High emotion, cold calculation or just brought on by the wind? The moment when Vladimir Putin shed tears became such a talking point in Russia Monday that it even led to naming a protest.
Opposition leader Alexei Navalny coined the slogan "Moscow Does Not Believe in Tears" for the mass anti-Putin rally set for Monday evening, using the title of an Oscar-winning Soviet melodrama.
The perennially popular 1979 film by director Vladimir Menshov tells the story of a group of women friends. By curious coincidence, the three-hour film was shown by state television on election day Sunday and Monday night.
"The armed forces are guarding the stolen votes. Public sector workers are grimly silent as they cheer 'We won!'" Navalny wrote darkly on his blog of Putin's election triumph.
"It's enough to make anyone cry," he added.
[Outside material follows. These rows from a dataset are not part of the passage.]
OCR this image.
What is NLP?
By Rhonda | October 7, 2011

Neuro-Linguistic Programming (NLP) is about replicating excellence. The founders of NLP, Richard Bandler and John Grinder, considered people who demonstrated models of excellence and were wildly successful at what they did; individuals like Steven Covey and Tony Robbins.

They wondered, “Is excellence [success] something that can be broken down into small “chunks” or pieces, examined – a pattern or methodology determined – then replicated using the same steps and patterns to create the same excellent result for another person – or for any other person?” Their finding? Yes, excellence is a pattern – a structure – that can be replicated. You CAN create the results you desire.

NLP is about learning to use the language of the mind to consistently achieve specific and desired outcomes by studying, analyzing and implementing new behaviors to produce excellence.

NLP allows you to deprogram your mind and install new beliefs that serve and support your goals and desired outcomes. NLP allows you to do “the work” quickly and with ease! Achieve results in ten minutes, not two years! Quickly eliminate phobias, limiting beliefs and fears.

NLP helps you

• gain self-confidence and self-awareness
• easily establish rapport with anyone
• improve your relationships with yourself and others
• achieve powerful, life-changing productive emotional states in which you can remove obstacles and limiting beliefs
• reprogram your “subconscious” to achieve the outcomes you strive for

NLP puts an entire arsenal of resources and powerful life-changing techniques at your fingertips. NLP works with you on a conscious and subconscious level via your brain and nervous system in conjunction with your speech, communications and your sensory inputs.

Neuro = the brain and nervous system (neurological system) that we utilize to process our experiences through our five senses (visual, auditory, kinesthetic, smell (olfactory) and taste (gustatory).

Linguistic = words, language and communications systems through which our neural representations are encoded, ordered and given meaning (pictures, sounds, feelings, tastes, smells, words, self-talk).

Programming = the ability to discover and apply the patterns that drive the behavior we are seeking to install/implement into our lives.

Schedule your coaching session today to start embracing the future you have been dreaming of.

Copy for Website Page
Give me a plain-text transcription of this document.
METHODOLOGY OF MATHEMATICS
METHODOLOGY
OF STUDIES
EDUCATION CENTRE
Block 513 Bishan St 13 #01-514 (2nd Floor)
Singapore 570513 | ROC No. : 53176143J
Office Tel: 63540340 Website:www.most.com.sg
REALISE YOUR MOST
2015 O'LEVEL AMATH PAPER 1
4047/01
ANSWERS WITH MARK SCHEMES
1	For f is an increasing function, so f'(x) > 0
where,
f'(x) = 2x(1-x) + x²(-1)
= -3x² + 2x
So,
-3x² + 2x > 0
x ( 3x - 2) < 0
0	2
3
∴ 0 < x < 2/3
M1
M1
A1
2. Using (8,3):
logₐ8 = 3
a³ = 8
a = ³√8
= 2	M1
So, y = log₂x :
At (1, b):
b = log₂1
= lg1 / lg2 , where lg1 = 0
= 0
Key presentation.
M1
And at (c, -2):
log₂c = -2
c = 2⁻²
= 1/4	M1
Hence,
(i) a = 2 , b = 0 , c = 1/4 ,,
Putin clearly had tears running down his face as he appeared in front of tens of thousands of people outside the Kremlin to celebrate his victory in presidential elections. He later said his wet eyes were brought on by the wind.
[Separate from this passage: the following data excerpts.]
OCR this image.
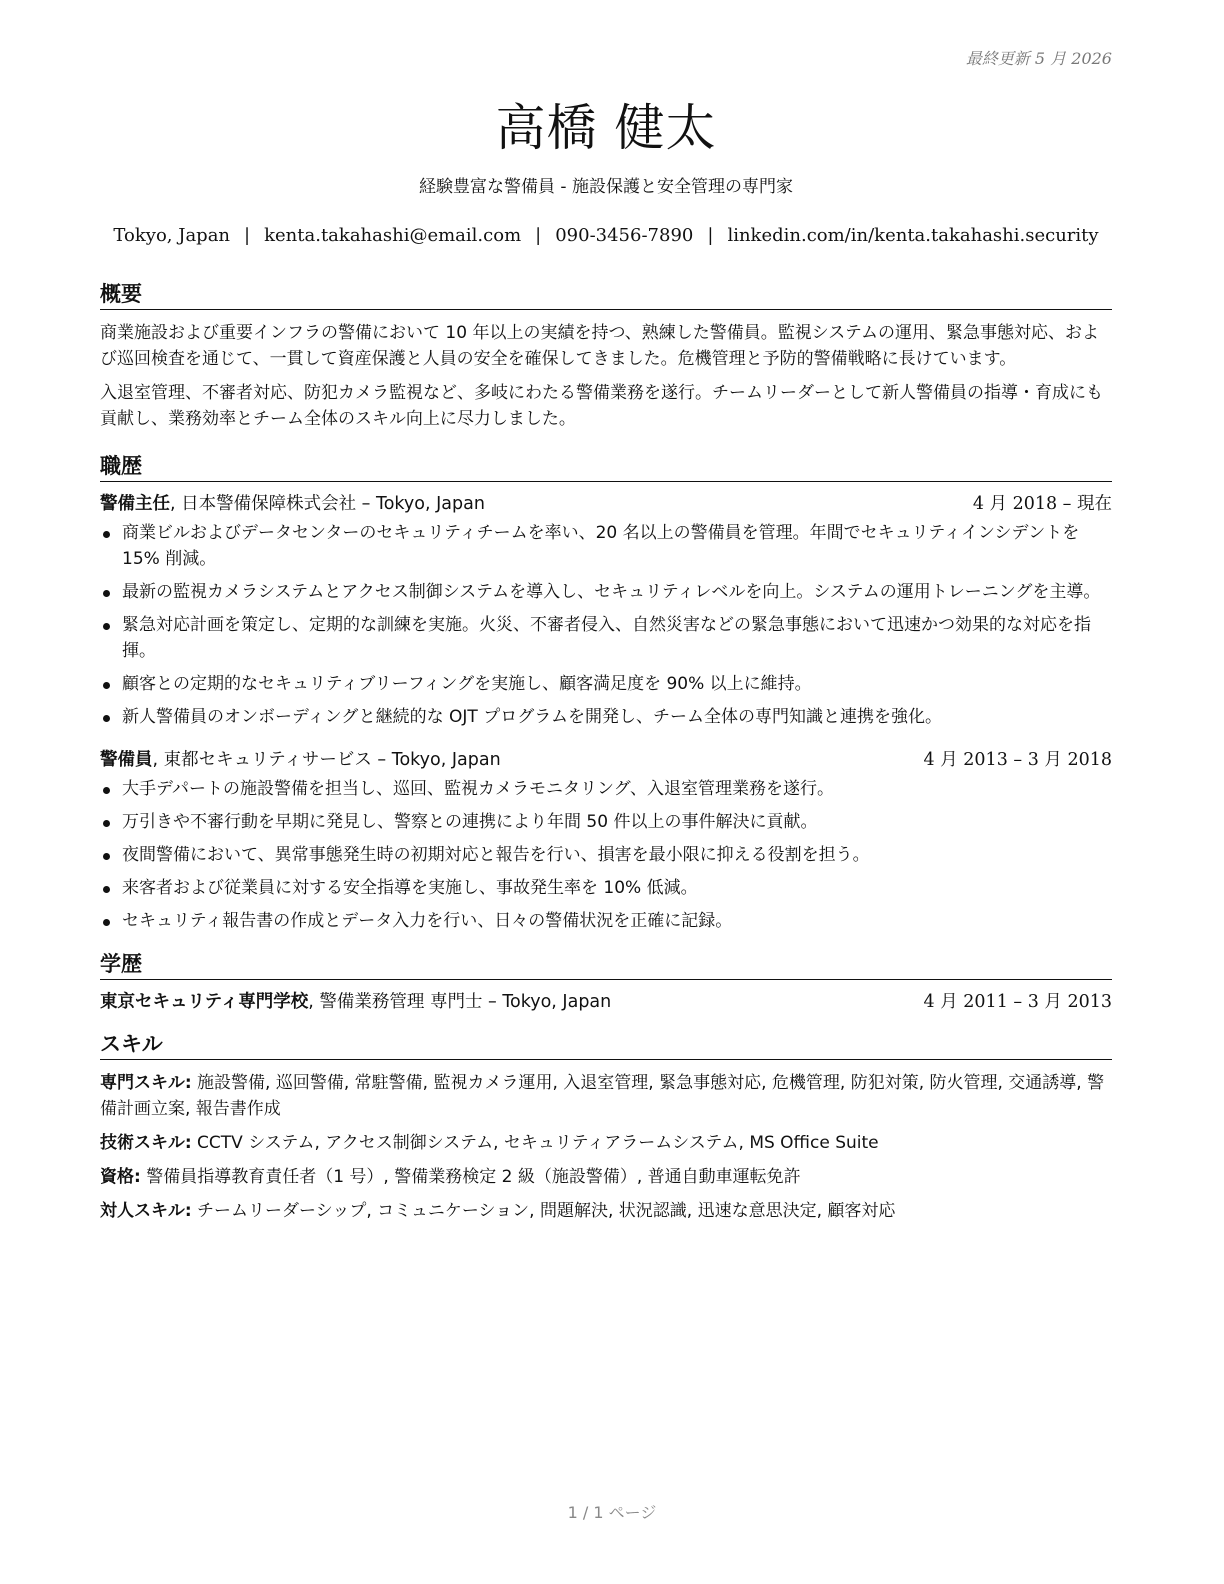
最終更新 5 月 2026
高橋 健太
経験豊富な警備員 - 施設保護と安全管理の専門家
Tokyo, Japan | kenta.takahashi@email.com | 090-3456-7890 | linkedin.com/in/kenta.takahashi.security
概要

商業施設および重要インフラの警備において 10 年以上の実績を持つ、熟練した警備員。監視システムの運用、緊急事態対応、および巡回検査を通じて、一貫して資産保護と人員の安全を確保してきました。危機管理と予防的警備戦略に長けています。

入退室管理、不審者対応、防犯カメラ監視など、多岐にわたる警備業務を遂行。チームリーダーとして新人警備員の指導・育成にも貢献し、業務効率とチーム全体のスキル向上に尽力しました。

職歴
警備主任, 日本警備保障株式会社 – Tokyo, Japan	4 月 2018 – 現在
商業ビルおよびデータセンターのセキュリティチームを率い、20 名以上の警備員を管理。年間でセキュリティインシデントを 15% 削減。
最新の監視カメラシステムとアクセス制御システムを導入し、セキュリティレベルを向上。システムの運用トレーニングを主導。
緊急対応計画を策定し、定期的な訓練を実施。火災、不審者侵入、自然災害などの緊急事態において迅速かつ効果的な対応を指揮。
顧客との定期的なセキュリティブリーフィングを実施し、顧客満足度を 90% 以上に維持。
新人警備員のオンボーディングと継続的な OJT プログラムを開発し、チーム全体の専門知識と連携を強化。
警備員, 東都セキュリティサービス – Tokyo, Japan	4 月 2013 – 3 月 2018
大手デパートの施設警備を担当し、巡回、監視カメラモニタリング、入退室管理業務を遂行。
万引きや不審行動を早期に発見し、警察との連携により年間 50 件以上の事件解決に貢献。
夜間警備において、異常事態発生時の初期対応と報告を行い、損害を最小限に抑える役割を担う。
来客者および従業員に対する安全指導を実施し、事故発生率を 10% 低減。
セキュリティ報告書の作成とデータ入力を行い、日々の警備状況を正確に記録。
学歴
東京セキュリティ専門学校, 警備業務管理 専門士 – Tokyo, Japan	4 月 2011 – 3 月 2013
スキル
専門スキル: 施設警備, 巡回警備, 常駐警備, 監視カメラ運用, 入退室管理, 緊急事態対応, 危機管理, 防犯対策, 防火管理, 交通誘導, 警備計画立案, 報告書作成
技術スキル: CCTV システム, アクセス制御システム, セキュリティアラームシステム, MS Office Suite
資格: 警備員指導教育責任者（1 号）, 警備業務検定 2 級（施設警備）, 普通自動車運転免許
対人スキル: チームリーダーシップ, コミュニケーション, 問題解決, 状況認識, 迅速な意思決定, 顧客対応
1 / 1 ページ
Putin's detractors riffed on "crocodile tears" and "Botox tears" on Twitter, referring to suspicions that the Russian strongman, 59, has had cosmetic injections to keep him looking young.
A cruel one-liner circulating on Twitter ran: "He's not crying, it's just the Botox leaking."
The Russia word for tears even became a hashtag shortcut on Twitter.
But some of his supporters praised him for showing a more human side -- even if the strongman blamed his tears on a cutting wind.
Anastasia Pronina, an activist from pro-Kremlin youth group Nashi, wrote on Twitter: "Yesterday I saw Putin crying on stage and I felt so good, I had tears in my eyes myself. It was so cute."
Craggy-faced Putin has shown his emotions in the past, such as when he appeared choked at the funeral of Boris Yeltsin, the first Russian president who picked him as his successor.
However, he is better known for coarse jokes and critics said the tears outside the Kremlin were a case of too little, too late.
"We didn't see any tears about the Kursk or about the children of Beslan, by the way," wrote blogger Ilya Dombrovsky on Snob.ru website, referring to a submarine disaster in 2000 and the hostage tragedy in a school in 2004.